Gündüz biraz gergindim, kızgındım.. Çünkü takımın durumu kötüye gidiyordu paylaşım sıklığı bakımından( ki takımı ayakta tutan şey de zaten budur), bunu farkettim. Tamamen iyi niyetle, doğru bildiğim şeyleri çekinmeden yazdım. Uzun uzun.. Hala da hepsini savunuyorum. Dışarı çıktım sonra, ve şimdi geldim eve. İçimden diyordum ki, baya bi kişi gelmiştir, yazdıklarım üzerine konuşulmuştur, bu akşam hep beraber yine konuşuruz bazı kararlar alırız ve takımı toparlarız.
Ama içimden diyordum işte..
Bi geldim ki, betül ve ebru dışında konuyla ilgilenen cevap veren olmamış. Geçmişi okumadıkları anlamına mı geliyor bu? Okuyup da takmadıkları anlamına mı?
Normal hayatında çok neşeli, güleryüzlü, az sinirlenen biri olmama rağmen bugün ben baya sinirlendim. Sabah diyordum ki kendime, acaba abartıyor musun Tuğba? Şimdi gördüm ki hiç de abartmamışım. Bu ne ya! Hiçbişey hiçkimsenin umrunda değil
Ben bu takıma ilk geldiğim günlerde, nasıl yaparım da bu döngüye en kısa zamanda onlar kadar aktif biçimde katılırım diyordum.

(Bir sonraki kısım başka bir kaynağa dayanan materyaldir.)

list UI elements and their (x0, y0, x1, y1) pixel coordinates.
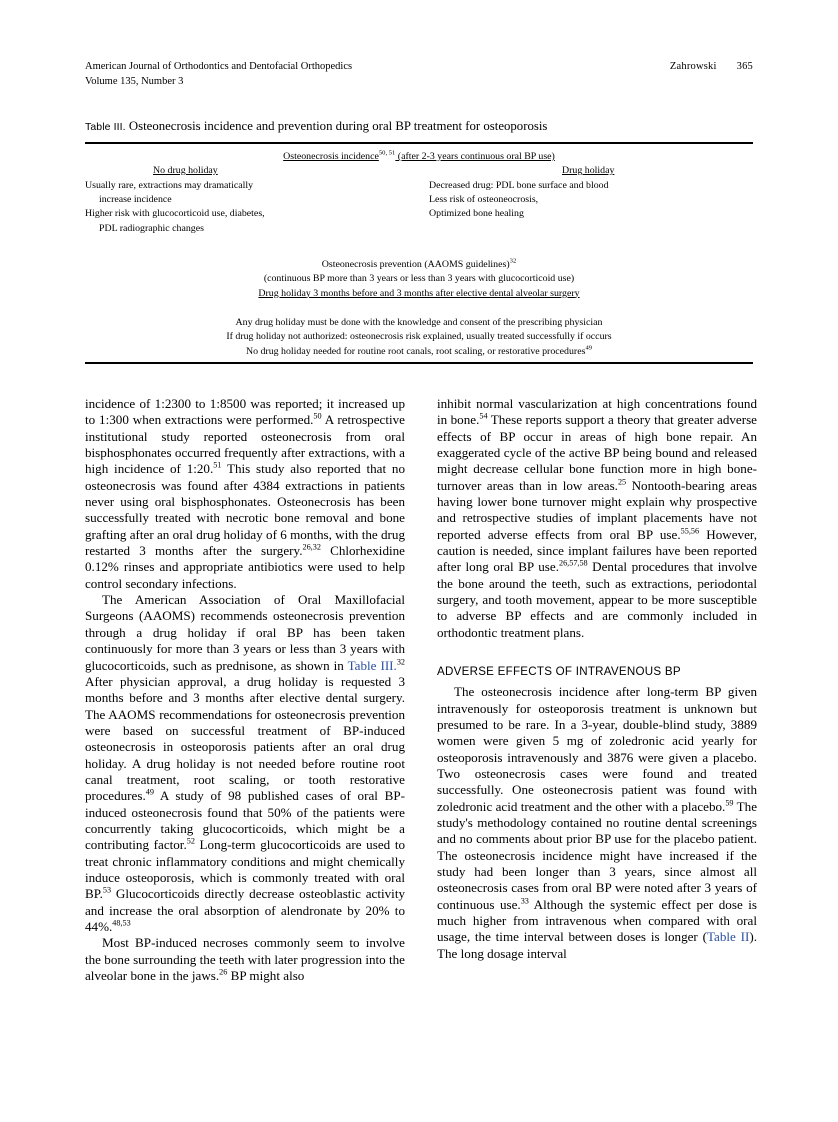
prevention-heading-main: Osteonecrosis prevention (AAOMS guidelines) (321, 259, 510, 271)
right-text-column (437, 396, 757, 984)
no-drug-holiday-header: No drug holiday (153, 165, 218, 176)
citation-ref: 33 (520, 896, 529, 906)
paragraph-text: Long-term glucocorticoids are used to treat chronic inflammatory conditions and might chemically induce osteoporosis, which is commonly treated with oral BP. (85, 837, 405, 902)
paragraph (437, 396, 757, 641)
paragraph-text: A retrospective institutional study reported osteonecrosis from oral bisphosphonates occurred frequently after extractions, with a high incidence of 1:20. (85, 412, 405, 477)
paragraph-text: This study also reported that no osteonecrosis was found after 4384 extractions in patients never using oral bisphosphonates. Osteonecrosis has been successfully treated with necrotic bone removal and bone grafting after an oral drug holiday of 6 months, with the drug restarted 3 months after the surgery. (85, 461, 405, 559)
prevention-recommendation: Drug holiday 3 months before and 3 months after elective dental alveolar surgery (258, 287, 580, 299)
running-head (85, 60, 753, 89)
paragraph-text: Chlorhexidine 0.12% rinses and appropriate antibiotics were used to help control secondary infections. (85, 543, 405, 591)
paragraph-text: Although the systemic effect per dose is much higher from intravenous when compared with oral usage, the time interval between doses is longer ( (437, 896, 757, 945)
table-three (85, 118, 753, 364)
table-note-three-text: No drug holiday needed for routine root canals, root scaling, or restorative procedures (245, 345, 586, 357)
table-row: Usually rare, extractions may dramatically (85, 179, 254, 191)
citation-ref: 53 (102, 885, 112, 895)
citation-ref: 48,53 (112, 918, 131, 928)
table-three-link[interactable]: Table III. (347, 657, 397, 673)
paragraph (85, 592, 405, 935)
citation-ref: 26,32 (302, 542, 321, 552)
page-number: 365 (736, 61, 753, 72)
paragraph (85, 935, 405, 984)
journal-name: American Journal of Orthodontics and Dentofacial Orthopedics (85, 61, 353, 72)
citation-ref: 25 (617, 477, 627, 487)
table-body (85, 144, 753, 362)
citation-ref: 50 (313, 411, 322, 421)
table-bottom-rule (85, 362, 753, 364)
incidence-heading-sup: 50, 51 (378, 149, 396, 157)
citation-ref: 52 (186, 836, 195, 846)
drug-holiday-column (419, 164, 753, 236)
drug-holiday-header: Drug holiday (562, 165, 615, 176)
citation-ref: 51 (213, 461, 222, 471)
prevention-spacer (85, 301, 753, 316)
table-label: Table III. (85, 121, 126, 133)
incidence-heading (85, 150, 753, 163)
table-two-link[interactable]: Table II (706, 929, 750, 945)
citation-ref: 32 (396, 657, 405, 667)
paragraph-text: BP might also (227, 968, 305, 984)
prevention-heading (85, 258, 753, 272)
table-row: Less risk of osteoneocrosis, (429, 193, 539, 205)
table-note-two: If drug holiday not authorized: osteonecrosis risk explained, usually treated successfully if occurs (226, 331, 612, 343)
prevention-heading-sup: 32 (509, 257, 517, 265)
prevention-criteria: (continuous BP more than 3 years or less than 3 years with glucocorticoid use) (263, 273, 575, 285)
paragraph-text: However, caution is needed, since implant failures have been reported after long oral BP use. (437, 526, 758, 575)
citation-ref: 59 (725, 798, 734, 808)
table-note-three (85, 345, 753, 359)
paragraph-text: inhibit normal vascularization at high concentrations found in bone. (437, 396, 757, 428)
citation-ref: 26,57,58 (558, 559, 588, 569)
paragraph-text: Most BP-induced necroses commonly seem to involve the bone surrounding the teeth with later progression into the alveolar bone in the jaws. (85, 935, 405, 984)
paragraph-text: These reports support a theory that greater adverse effects of BP occur in areas of high bone repair. An exaggerated cycle of the active BP being bound and released might decrease cellular bone function more in high bone-turnover areas than in low areas. (437, 412, 757, 493)
citation-ref: 54 (479, 411, 488, 421)
table-row: Decreased drug: PDL bone surface and blood (429, 179, 609, 191)
incidence-heading-tail: (after 2-3 years continuous oral BP use) (395, 151, 555, 162)
no-drug-holiday-column (85, 164, 419, 236)
paragraph-text: The study's methodology contained no routine dental screenings and no comments about prior BP use for the placebo patient. The osteonecrosis incidence might have increased if the study had been longer than 3 years, since almost all osteonecrosis cases from oral BP were noted after 3 years of continuous use. (437, 798, 758, 912)
paragraph-text: Dental procedures that involve the bone around the teeth, such as extractions, periodontal surgery, and tooth movement, appear to be more susceptible to adverse BP effects and are commonly included in orthodontic treatment plans. (437, 559, 757, 640)
paragraph-text: Nontooth-bearing areas having lower bone turnover might explain why prospective and retrospective studies of implant placements have not reported adverse effects from oral BP use. (437, 477, 757, 542)
citation-ref: 55,56 (680, 526, 700, 536)
body-text (85, 396, 757, 984)
citation-ref: 49 (145, 787, 154, 797)
paragraph-text: incidence of 1:2300 to 1:8500 was reported; it increased up to 1:300 when extractions were performed. (85, 396, 405, 428)
paragraph-text: ). The long dosage interval (437, 929, 757, 961)
author-name: Zahrowski (669, 61, 717, 72)
volume-issue: Volume 135, Number 3 (85, 75, 184, 87)
incidence-columns (85, 164, 753, 236)
table-title: Osteonecrosis incidence and prevention during oral BP treatment for osteoporosis (128, 119, 548, 133)
paragraph-text: After physician approval, a drug holiday is requested 3 months before and 3 months after elective dental surgery. The AAOMS recommendations for osteonecrosis prevention were based on successful treatment of BP-induced osteonecrosis in osteoporosis patients after an oral drug holiday. A drug holiday is not needed before routine root canal treatment, root scaling, or tooth restorative procedures. (85, 673, 405, 804)
paragraph (85, 396, 405, 592)
table-row: PDL radiographic changes (99, 222, 204, 234)
table-row: increase incidence (99, 193, 172, 205)
running-head-right (670, 60, 753, 75)
citation-ref: 26 (219, 967, 228, 977)
table-row: Optimized bone healing (429, 208, 524, 220)
prevention-section (85, 258, 753, 359)
table-caption (85, 118, 753, 135)
paragraph-text: The osteonecrosis incidence after long-term BP given intravenously for osteoporosis treatment is unknown but presumed to be rare. In a 3-year, double-blind study, 3889 women were given 5 mg of zoledronic acid yearly for osteoporosis intravenously and 3876 were given a placebo. Two osteonecrosis cases were found and treated successfully. One osteonecrosis patient was found with zoledronic acid treatment and the other with a placebo. (437, 684, 757, 814)
incidence-heading-main: Osteonecrosis incidence (283, 151, 379, 162)
paragraph-text: A study of 98 published cases of oral BP-induced osteonecrosis found that 50% of the patients were concurrently taking glucocorticoids, which might be a contributing factor. (85, 788, 405, 853)
left-text-column (85, 396, 405, 984)
table-note-three-sup: 49 (585, 344, 593, 352)
section-heading: ADVERSE EFFECTS OF INTRAVENOUS BP (437, 665, 681, 679)
paragraph-text: The American Association of Oral Maxillofacial Surgeons (AAOMS) recommends osteonecrosis prevention through a drug holiday if oral BP has been taken continuously for more than 3 years or less than 3 years with glucocorticoids, such as prednisone, as shown in (85, 592, 405, 673)
paragraph-text: Glucocorticoids directly decrease osteoblastic activity and increase the oral absorption of alendronate by 20% to 44%. (85, 886, 405, 934)
table-note-one: Any drug holiday must be done with the knowledge and consent of the prescribing physician (235, 316, 603, 328)
paragraph (437, 684, 757, 962)
table-row: Higher risk with glucocorticoid use, diabetes, (85, 208, 265, 220)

Ödüm kopuyordu bi görevimi yerine getirememekten. Diğerlerinin yaptıklarını yapamamaktan, boş yere yer işgal etmekten.. Şu gün oldu ve ben hala aynı kaygıyı taşıyorum. Ve zaten olması gereken de bu! Bu yarışmayla ilgili açılmış bazı konuları okursanız işin ciddiyetini zaten anlarsınız.

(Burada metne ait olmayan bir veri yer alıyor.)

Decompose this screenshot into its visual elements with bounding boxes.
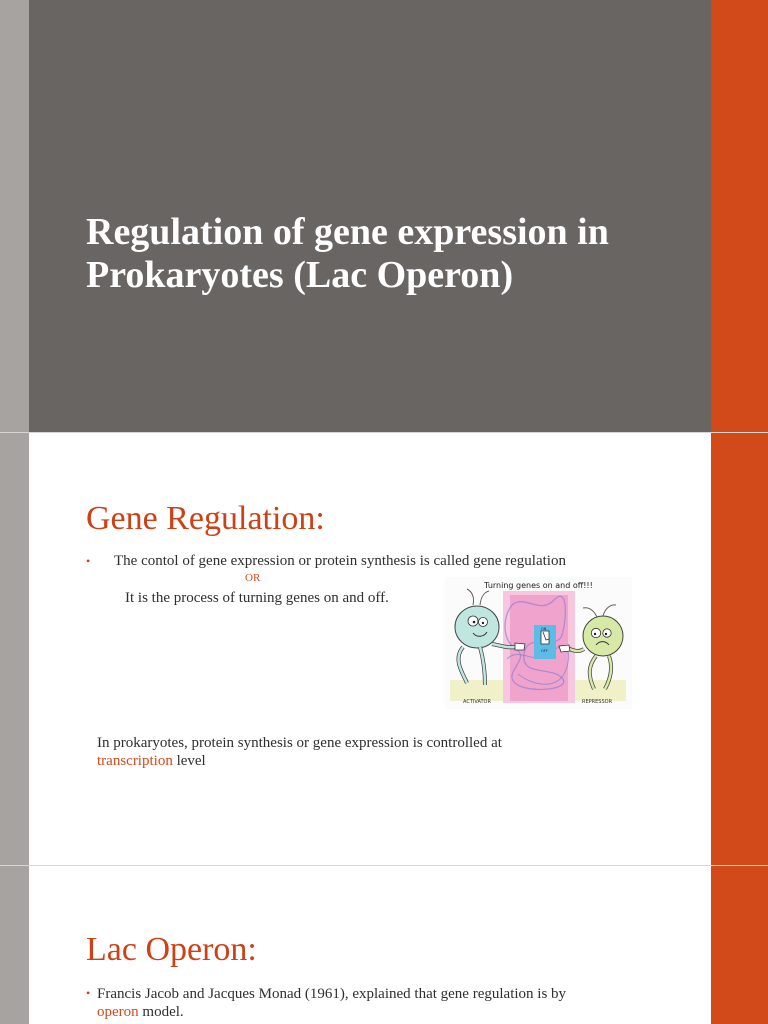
operon-highlight: operon xyxy=(97,1004,139,1020)
gene-regulation-slide xyxy=(0,433,768,865)
lac-operon-heading: Lac Operon: xyxy=(86,931,257,968)
gene-regulation-heading: Gene Regulation: xyxy=(86,500,325,537)
prokaryotes-control-line: In prokaryotes, protein synthesis or gene expression is controlled at xyxy=(97,735,502,751)
gene-switch-illustration xyxy=(445,577,632,709)
presentation-title: Regulation of gene expression in Prokaryotes (Lac Operon) xyxy=(86,211,609,296)
or-connector: OR xyxy=(245,572,261,584)
gene-switch-illustration-icon xyxy=(445,577,632,709)
right-orange-strip xyxy=(711,866,768,1024)
bullet-icon: • xyxy=(86,986,91,1000)
bullet-icon: • xyxy=(86,554,91,568)
right-orange-strip xyxy=(711,0,768,433)
left-gray-strip xyxy=(0,0,29,433)
model-text: model. xyxy=(138,1004,184,1020)
transcription-highlight: transcription xyxy=(97,753,173,769)
operon-model-line xyxy=(97,1003,184,1021)
right-orange-strip xyxy=(711,433,768,865)
lac-operon-slide xyxy=(0,866,768,1024)
transcription-level-line xyxy=(97,752,206,770)
left-gray-strip xyxy=(0,866,29,1024)
illustration-heading: Turning genes on and off!!! xyxy=(484,581,593,590)
left-gray-strip xyxy=(0,433,29,865)
gene-regulation-definition: The contol of gene expression or protein synthesis is called gene regulation xyxy=(114,553,566,569)
lac-operon-history-line: Francis Jacob and Jacques Monad (1961), explained that gene regulation is by xyxy=(97,986,567,1002)
activator-label: ACTIVATOR xyxy=(463,699,491,705)
repressor-label: REPRESSOR xyxy=(582,699,613,705)
svg-text:ON: ON xyxy=(541,627,547,631)
gene-regulation-process: It is the process of turning genes on and off. xyxy=(125,590,389,606)
svg-text:OFF: OFF xyxy=(541,649,548,653)
title-slide xyxy=(0,0,768,433)
level-text: level xyxy=(172,753,206,769)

Sizden, bizden istenen çok fazla bişey yok ki. burayı takip ettiğinizi ve burayı umursadığınızı hissettirmeniz. Ben bi iki kez bikaç gün ist üste giremeyecek oldum da, ecemin numarasını aldım menülerimi ona yazıp gönderdim. Varmı bi gelişme, bilmem gereken bişey diye sordum.. Sporumuz diyetimiz hakkında konuştuk onunla. Yani anlatmaya çalıştığım şey işte; burayı umursadığımızı belli etmek bu. Kusura bakmayın ama gidişat böyle olduğu sürece her zaman bu şekilde konuşmalarıma devam edeceğim, çünkü ben takımının motivasyonunu ve nihayetinde de kendi motivasyonunu düşünen sorumluluk sahibi biri olmaya çalışıyorum. Kesinlikle yazdğım hiçbişeyin, 1 tane harfin bile gereksiz yere söylenmediğini düşünüyorum.
Üzerine düşen vazifeleri eksiksiz yerine getirmeye çalışan biri olarak, ben böyle görmek istemiyorum bu takımı eğer artık kaptan yardımcısı isem. Ya bi an önce herkes kendisine çeki düzen vermeye çalışsın, çünkü vaadde bulunulduğu halde yeterli ilgiyi göstermeyerek, başkalarının motivasyonunu da düşürmek kimsenin hakkı değil. Ya da diyorsanız ki yok arkadaş biz böyle geldik böyle gideriz, başımızda da senin gibi vırvır öten birini istemiyoruz, o zaman ben gideyim başka takımlardan birinde bu işi önemseyenlerle olayım.
Aranızda Beril'i sevenler vardı sevmeyenler vardı. Ecem'i sevenler vardı sevmeyenler vardı.. Size bişey söyleyeyim mi, o ikisi de benim CANIMDI.. Onların yokluğundan ağladım bile ben.. Ama herşeye rağmen yine moralli bi şekilde olmaya çalıştım, burayı toparlamayı gaye edindm kendime. Beril, Ecem, Ebru ve Betül ile aramda çok güzel bi bağ oluştu. Diğerleriyle de oluşmaması için de hiçbir sebep yok ortada benim için. Ne olur bi an önce kendinizi gözden geçirin, ölçün tartın.. Ve bi karar alın. Lütfen!